Townshend then reportedly mouthed those two words to Costello, who later told the Sun, “I expect a 70-something-year-old man to respect there’s a 7-year-old girl standing in front of him. … I’d like him to know in some small way he broke a little girl’s heart.”
Oh please. How about if we expect a 50-year-old man to know better than to bring a 7-year-old girl to a rock concert and to perch her on his shoulders with an obnoxious sign?
That said, Townshend — who is actually 67, by the way — has conveyed a gracious apology to Costello and has offered to meet with the family in April.
Good on Pete. I still say a first grader has no business at a rock concert.
Acting up in the stands
We all have our stories of dealing with talking-texting-late-arriving miscreants at the movies, and enduring heckling-cussing-beer-spilling clowns at sporting events.
Concerts can bring out the worst in audiences. Nothing like the last chucklehead in America who still believes it’s the height of humor to yell out “Freebird!” during an acoustic number.
These days I’m hardly attending live shows where kids with their eyes closed are gyrating to the sounds of Daft Punk or Swedish House Mafia — but often the average 22-year-old concertgoer is better behaved than the typical 50-year-old.
In fact, over the last 15 years, the two worst examples of concert-audience loutishness occurred at shows where the median audience age was about 62.
Bridge this troubled water
The legendary — and legendarily contentious — duo of Simon & Garfunkel brought their “Old Friends” tour to the United Center in October of 2003. Had to see that one. I remember hearing “Mrs. Robinson” on a neighbor’s portable 45RPM record player way back in the day and thinking: There might be a lot more going on in this world than I know.

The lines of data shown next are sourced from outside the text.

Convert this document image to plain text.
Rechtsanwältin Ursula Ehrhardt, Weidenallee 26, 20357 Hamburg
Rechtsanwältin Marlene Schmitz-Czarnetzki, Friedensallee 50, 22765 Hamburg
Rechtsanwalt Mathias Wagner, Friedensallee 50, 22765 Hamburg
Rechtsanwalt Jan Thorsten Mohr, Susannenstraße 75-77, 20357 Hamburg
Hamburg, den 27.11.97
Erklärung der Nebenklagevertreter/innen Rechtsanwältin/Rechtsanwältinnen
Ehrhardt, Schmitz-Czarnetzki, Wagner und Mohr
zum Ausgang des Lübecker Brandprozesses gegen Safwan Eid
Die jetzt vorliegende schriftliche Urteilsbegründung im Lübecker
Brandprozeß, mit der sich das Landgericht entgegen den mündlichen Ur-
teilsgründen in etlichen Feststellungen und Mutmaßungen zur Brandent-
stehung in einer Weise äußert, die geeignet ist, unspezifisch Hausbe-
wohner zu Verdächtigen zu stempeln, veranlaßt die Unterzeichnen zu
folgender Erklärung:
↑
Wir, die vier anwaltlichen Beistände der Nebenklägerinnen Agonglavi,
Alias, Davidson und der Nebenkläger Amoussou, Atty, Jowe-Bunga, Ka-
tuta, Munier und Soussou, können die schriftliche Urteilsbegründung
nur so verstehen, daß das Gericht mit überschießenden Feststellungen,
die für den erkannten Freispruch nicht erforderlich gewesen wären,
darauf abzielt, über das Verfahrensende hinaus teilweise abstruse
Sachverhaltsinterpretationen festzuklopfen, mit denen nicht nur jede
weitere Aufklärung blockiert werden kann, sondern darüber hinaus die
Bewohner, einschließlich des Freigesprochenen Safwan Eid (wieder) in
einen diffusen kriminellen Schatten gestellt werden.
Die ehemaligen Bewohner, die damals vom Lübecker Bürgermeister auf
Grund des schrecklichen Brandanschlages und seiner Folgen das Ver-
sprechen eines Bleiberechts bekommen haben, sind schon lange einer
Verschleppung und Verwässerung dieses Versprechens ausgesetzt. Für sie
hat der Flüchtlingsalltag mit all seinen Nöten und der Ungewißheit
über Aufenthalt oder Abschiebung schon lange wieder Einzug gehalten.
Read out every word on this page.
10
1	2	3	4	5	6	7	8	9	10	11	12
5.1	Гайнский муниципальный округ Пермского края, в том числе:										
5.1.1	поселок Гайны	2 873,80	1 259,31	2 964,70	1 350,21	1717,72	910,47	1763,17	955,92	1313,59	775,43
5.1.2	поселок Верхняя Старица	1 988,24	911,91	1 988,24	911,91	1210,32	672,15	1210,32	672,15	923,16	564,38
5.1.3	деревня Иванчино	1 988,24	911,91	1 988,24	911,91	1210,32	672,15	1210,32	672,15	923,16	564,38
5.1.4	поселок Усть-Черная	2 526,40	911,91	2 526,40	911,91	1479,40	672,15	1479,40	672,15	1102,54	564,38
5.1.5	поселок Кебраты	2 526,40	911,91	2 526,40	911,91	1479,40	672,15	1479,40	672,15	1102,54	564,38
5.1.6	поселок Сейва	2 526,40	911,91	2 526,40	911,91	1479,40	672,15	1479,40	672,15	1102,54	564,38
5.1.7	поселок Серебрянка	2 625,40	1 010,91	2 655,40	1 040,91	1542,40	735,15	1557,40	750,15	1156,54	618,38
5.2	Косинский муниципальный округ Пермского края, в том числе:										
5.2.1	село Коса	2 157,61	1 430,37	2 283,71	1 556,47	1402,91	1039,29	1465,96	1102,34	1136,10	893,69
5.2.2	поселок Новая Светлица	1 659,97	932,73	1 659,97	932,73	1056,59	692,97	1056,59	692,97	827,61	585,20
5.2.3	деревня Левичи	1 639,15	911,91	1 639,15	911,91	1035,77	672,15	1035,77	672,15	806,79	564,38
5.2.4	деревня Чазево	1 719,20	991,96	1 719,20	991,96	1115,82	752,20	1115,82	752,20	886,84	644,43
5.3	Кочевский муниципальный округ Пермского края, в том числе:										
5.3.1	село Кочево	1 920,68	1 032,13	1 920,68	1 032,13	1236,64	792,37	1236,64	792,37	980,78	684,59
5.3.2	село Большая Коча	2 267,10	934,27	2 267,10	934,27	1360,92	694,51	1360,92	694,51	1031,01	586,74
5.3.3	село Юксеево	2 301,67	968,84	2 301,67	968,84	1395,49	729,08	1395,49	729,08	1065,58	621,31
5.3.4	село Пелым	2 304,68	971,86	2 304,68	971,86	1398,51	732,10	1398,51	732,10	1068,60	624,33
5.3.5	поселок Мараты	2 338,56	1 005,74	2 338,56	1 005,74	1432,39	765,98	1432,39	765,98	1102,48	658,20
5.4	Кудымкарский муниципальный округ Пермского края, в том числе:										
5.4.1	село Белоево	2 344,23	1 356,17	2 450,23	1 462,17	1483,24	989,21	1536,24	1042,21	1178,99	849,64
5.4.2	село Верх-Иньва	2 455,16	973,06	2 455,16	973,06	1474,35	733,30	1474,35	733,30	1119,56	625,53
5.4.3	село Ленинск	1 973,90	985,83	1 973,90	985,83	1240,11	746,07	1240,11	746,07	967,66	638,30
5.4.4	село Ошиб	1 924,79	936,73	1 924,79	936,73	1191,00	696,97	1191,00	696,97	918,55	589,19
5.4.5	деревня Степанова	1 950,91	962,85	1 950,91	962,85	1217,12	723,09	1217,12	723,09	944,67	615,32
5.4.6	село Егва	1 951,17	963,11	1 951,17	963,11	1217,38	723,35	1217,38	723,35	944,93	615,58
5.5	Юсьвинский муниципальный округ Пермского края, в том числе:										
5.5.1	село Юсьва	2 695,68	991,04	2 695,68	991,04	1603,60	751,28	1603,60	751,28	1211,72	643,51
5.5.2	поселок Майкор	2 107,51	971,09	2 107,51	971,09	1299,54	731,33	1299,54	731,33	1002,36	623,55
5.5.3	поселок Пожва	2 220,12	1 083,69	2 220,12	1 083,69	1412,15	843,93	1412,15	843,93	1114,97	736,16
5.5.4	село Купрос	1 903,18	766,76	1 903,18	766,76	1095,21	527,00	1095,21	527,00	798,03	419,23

Somewhere around the middle of the show, as Paul Simon was singing “Homeward Bound,” the guy behind me decided he was Garfunkel. And Simon.
He sang along with “Homeward Bound.” He chimed in on “Slip Slidin’ Away.” And sure enough, he did not take “The Sounds of Silence” literally.
I turned around for a moment, hoping the guy would get the message. A while later I turned around for a not-so-brief moment and looked the guy right in the eyes, hoping he’d figure it out.
No luck. When you get to that point — whether it’s at a concert or a ball game or a movie—you’re no longer enjoying the experience. You’re on the edge of your seat, waiting for the next outburst of rude from the character behind you.
When “The Sounds of Silence” ended, I turned around yet again and said something like, “You know, I didn’t pay to hear Simon and Garfunkel and you. Can you keep it down, man? You’re singing louder than they are.”
He said something like, “I can do what I want,” and there were a few more words exchanged. Geez. Would there be anything more embarrassing than getting tossed out of a “Simon & Garfunkel” concert for fighting?
But at least it worked. The guy stopped singing.
I didn’t have as much luck at a Crosby, Stills & Nash reunion concert about 10 years ago. The two couples seated behind me talked throughout the show, as if they were watching a PBS special at home and not attending an actual live show. All efforts to get them to stop met with failure.
There are people who attend live entertainment to watch the show. Others are so desperate, oblivious and/or rude they become part of the show.
That’s almost never a positive thing.